An article in ENT and Audiology News reported that "This was a pivotal step for the introduction of NHS (National Health Service) funding."
The report resulted in the George Davey Howells Memorial Prize for his research group from the University of London (1995), the Thomas Simm Littler Prize from the British Society of Audiology (1996), and the Edith Whetnall Memorial Medal from Otology Section of the
Royal College of Medicine (1996). Subsequent research contributed evidence that was used by the National Institute for Health and Care Excellence in framing guidance on cochlear implantation and in 2002 and resulted in the Ear and Hearing editors' award from the American Auditory Society.

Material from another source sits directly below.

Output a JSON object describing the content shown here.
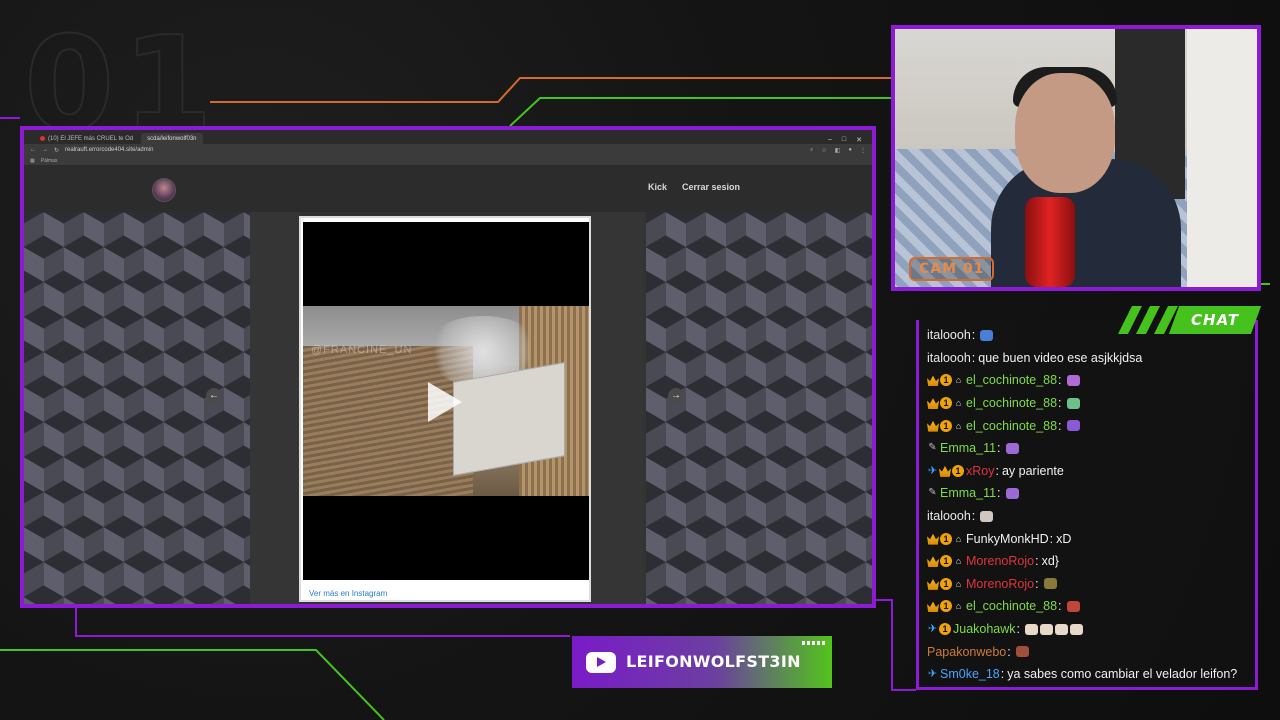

That research was followed by a series of papers exploring the criteria for candidacy in cochlear implantation in Ear and Hearing

that attracted a special statement from the editorial board, which reads:

In the often fractious arenas of healthcare in general — and cochlear implants specifically — it is a pleasure to note that the expert reviewers and the editors are all united in our assessment that the papers represent excellent scholarly work that will be studied carefully by clinicians, healthcare organizations, and researchers for many years to come.

The importance of this series of papers extends well beyond the domain of unilateral cochlear implantation in postlingually deafened adults. Instead, the framework used by Summerfield and colleagues will serve as a high standard for the evaluation of candidature for other medical interventions. We are proud to be publishing these papers and to reflect on the significant research contributions that many of our readers have made so that this elegant and powerful work was possible.

== Societal contributions ==

Summerfield has been Chair of the Scottish National Services Division's Quinquennial Review of the provision of cochlear-implantation services. He served as a member of the Medical Scientific Advisory Committee of the Royal National Institute for Deaf People from 1999 to 2005, and chaired the Committee from 2003 to 2005. He served as Chief Research Advisor to the charity, Deafness Research UK, from 2007 to 2011.

In 2013 he was elected a trustee of the charity, Action on Hearing Loss (formerly the Royal National Institute for Deaf People), and re-elected in 2016. He currently also serves as a member of the Board and of the Nominations Committee.